On July 22, 1942 the Nazis ordered ghetto dwellers without special work permits to assemble at the "Umschlagplatz" rail-head, on pain of being shot.
From there, they were sent in trains to Treblinka, 100 kilometres (60 miles) northeast of the capital.
Commemoration organisers paid particular tribute to pediatrician and children's rights campaigner Janusz Korczak and the 200 children from his ghetto orphanage.
In a highly-symbolic move, a march retraced the route of Korczak and his young charges in reverse from "Umschlagplatz" (transfer site) to the orphanage that now bears his name.
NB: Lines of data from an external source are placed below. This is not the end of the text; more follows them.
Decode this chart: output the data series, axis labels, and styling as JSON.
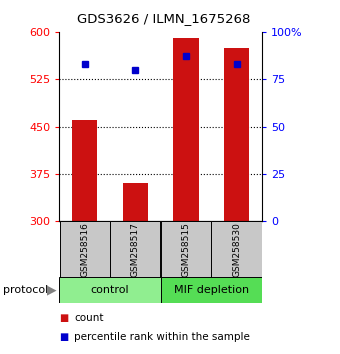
{
  "title": "GDS3626 / ILMN_1675268",
  "samples": [
    "GSM258516",
    "GSM258517",
    "GSM258515",
    "GSM258530"
  ],
  "counts": [
    460,
    360,
    590,
    575
  ],
  "percentiles": [
    83,
    80,
    87,
    83
  ],
  "y_min": 300,
  "y_max": 600,
  "y_ticks": [
    300,
    375,
    450,
    525,
    600
  ],
  "y2_ticks": [
    0,
    25,
    50,
    75,
    100
  ],
  "groups": [
    {
      "label": "control",
      "color": "#90EE90",
      "start": 0,
      "end": 2
    },
    {
      "label": "MIF depletion",
      "color": "#55DD55",
      "start": 2,
      "end": 4
    }
  ],
  "bar_color": "#CC1111",
  "dot_color": "#0000CC",
  "bar_width": 0.5,
  "legend_count_label": "count",
  "legend_pct_label": "percentile rank within the sample"
}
"The fact that we're treading this route backwards is a symbol of the hope that what took place here will never happen again," said Mateusz Majman, 25.
Participants hung hundreds of coloured ribbons from the orphanage gates with the names of Jewish children murdered in the Holocaust.
The deportation was part of "Operation Reinhardt", launched in October 1941 to empty the ghettos of occupied Poland. Over two years it claimed two million lives, in Treblinka as well as Belzec, Sobibor and Majdanek.
When the three-month Warsaw operation was complete, the ghetto was reduced to a rump of less than one square kilometre (half a square mile), with a registered 35,000 Jews and 25,000 others in hiding.
On April 19, 1943, as the Germans moved to kill those who remained, hundreds of poorly-armed Jews rose up in Europe's first urban anti-Nazi revolt.
They held out for three weeks, before the survivors were killed on site or deported.
A year later, the Nazis crushed a two-month uprising in Warsaw by the Polish underground in which 200,000 died, mostly civilians.